The first China office for backpack manufacturer Herschel Supply, designed by Linehouse, echoes the rapidly transforming urban fabric of its neighbourhood.

Linehouse Uncovers the Past for a Shanghai Office

Photography by Jonathan Leijonhufvud (all photos © Jonathan Leijonhufvud, Linehouse and Herschel Supply)

Enigmatic and eye-catching, the laneway entrance to the Herschel Supply office in the Jing’An District of Shanghai is a beguiling, asymmetrical feature. It suitably encapsulates the design philosophy of architecture and interior design practice Linehouse, and also serves as a hint to the interior framework that organises the Canadian lifestyle brand’s first China office.

The entrance, like its surrounding site, is as much a revelatory glimpse into the building’s internal activities as an indication of the surrounding urban flux. In this part of the city, many of the old residential structures are being demolished or stripped back, revealing the architectural details of Shanghai’s past.

“We wanted the design to lend itself to the streetscape, to capture this urban quality,” says Briar Hickling, co-founder of Linehouse, about the project’s relationship to its site. “Herschel is a design-driven brand and we aimed to capture both the urban/nature and utilitarian qualities in the spatial design of the office.”

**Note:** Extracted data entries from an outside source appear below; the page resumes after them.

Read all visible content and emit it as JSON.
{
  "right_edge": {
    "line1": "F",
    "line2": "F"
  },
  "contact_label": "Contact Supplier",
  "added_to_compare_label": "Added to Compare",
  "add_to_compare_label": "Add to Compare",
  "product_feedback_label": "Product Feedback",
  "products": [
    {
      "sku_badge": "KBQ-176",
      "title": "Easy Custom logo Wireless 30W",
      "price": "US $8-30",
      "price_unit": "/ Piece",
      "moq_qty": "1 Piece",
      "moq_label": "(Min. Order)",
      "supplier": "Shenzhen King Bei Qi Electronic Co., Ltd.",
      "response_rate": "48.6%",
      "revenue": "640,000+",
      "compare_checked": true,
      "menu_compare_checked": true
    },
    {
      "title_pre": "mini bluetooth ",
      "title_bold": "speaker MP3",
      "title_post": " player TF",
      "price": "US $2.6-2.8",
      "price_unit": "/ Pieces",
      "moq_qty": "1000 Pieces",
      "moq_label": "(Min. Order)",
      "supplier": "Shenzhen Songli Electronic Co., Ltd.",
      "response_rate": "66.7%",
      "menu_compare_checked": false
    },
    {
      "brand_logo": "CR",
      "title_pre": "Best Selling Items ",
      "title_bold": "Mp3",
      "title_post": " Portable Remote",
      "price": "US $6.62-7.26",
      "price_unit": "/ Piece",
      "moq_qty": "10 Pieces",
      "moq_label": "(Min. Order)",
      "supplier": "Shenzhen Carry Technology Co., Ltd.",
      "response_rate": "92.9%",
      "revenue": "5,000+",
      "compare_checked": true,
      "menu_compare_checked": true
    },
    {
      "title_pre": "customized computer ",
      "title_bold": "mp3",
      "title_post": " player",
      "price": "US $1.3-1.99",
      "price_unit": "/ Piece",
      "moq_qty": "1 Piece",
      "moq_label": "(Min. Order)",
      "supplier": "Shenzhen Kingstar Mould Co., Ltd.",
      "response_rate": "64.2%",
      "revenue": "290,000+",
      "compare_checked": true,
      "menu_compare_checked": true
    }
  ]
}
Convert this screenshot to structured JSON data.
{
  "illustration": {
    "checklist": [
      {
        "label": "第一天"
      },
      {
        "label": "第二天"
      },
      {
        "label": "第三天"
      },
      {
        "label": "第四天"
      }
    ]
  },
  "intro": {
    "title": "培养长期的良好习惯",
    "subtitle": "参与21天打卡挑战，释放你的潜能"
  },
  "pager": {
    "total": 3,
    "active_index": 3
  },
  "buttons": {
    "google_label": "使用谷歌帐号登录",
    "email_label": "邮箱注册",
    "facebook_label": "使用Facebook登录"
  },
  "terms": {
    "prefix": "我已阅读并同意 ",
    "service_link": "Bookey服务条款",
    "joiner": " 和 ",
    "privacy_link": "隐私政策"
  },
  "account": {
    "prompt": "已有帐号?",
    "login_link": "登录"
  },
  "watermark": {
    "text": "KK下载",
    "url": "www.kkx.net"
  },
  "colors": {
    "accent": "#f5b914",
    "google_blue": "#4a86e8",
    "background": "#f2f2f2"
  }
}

As with many of the firm’s projects, the design process for the Herschel Supply office began with a desire to create a unique spatial experience that, at once, formed a dialogue between the shared and the private zones in the 134-square-metre unit and revealed the process of deconstruction relevant to the neighbourhood context. The design team deliberately used materials such as corrugated metal, concrete, raw steel and black cork to reflect the urban and utilitarian nature of the brand. A pitched metal framework was inserted into the office space as a strong gesture that extends the streetscape into the interior.

Lined with perforated and solid corrugated stainless steel, the framework dictates the different programmes. Glass partitions divide the structure and operable sliding doors unveil or conceal the meeting room and pantry areas to the open workspaces beyond. In some zones, ceiling panels were omitted to open up views to the surrounding structure, further blurring the boundaries between the ‘public’ or shared and the private, and between the new and the previously constructed.

An extension of its neighbourhood, the Hershel Supply Shanghai office is, at once, a part of its urban fabric and an exemplification of change in an evolving urban residential area. Hickling affirms, “Our approach for this project was to create something unique and unexpected, which challenges the traditional notion of what an office or workspace should be.”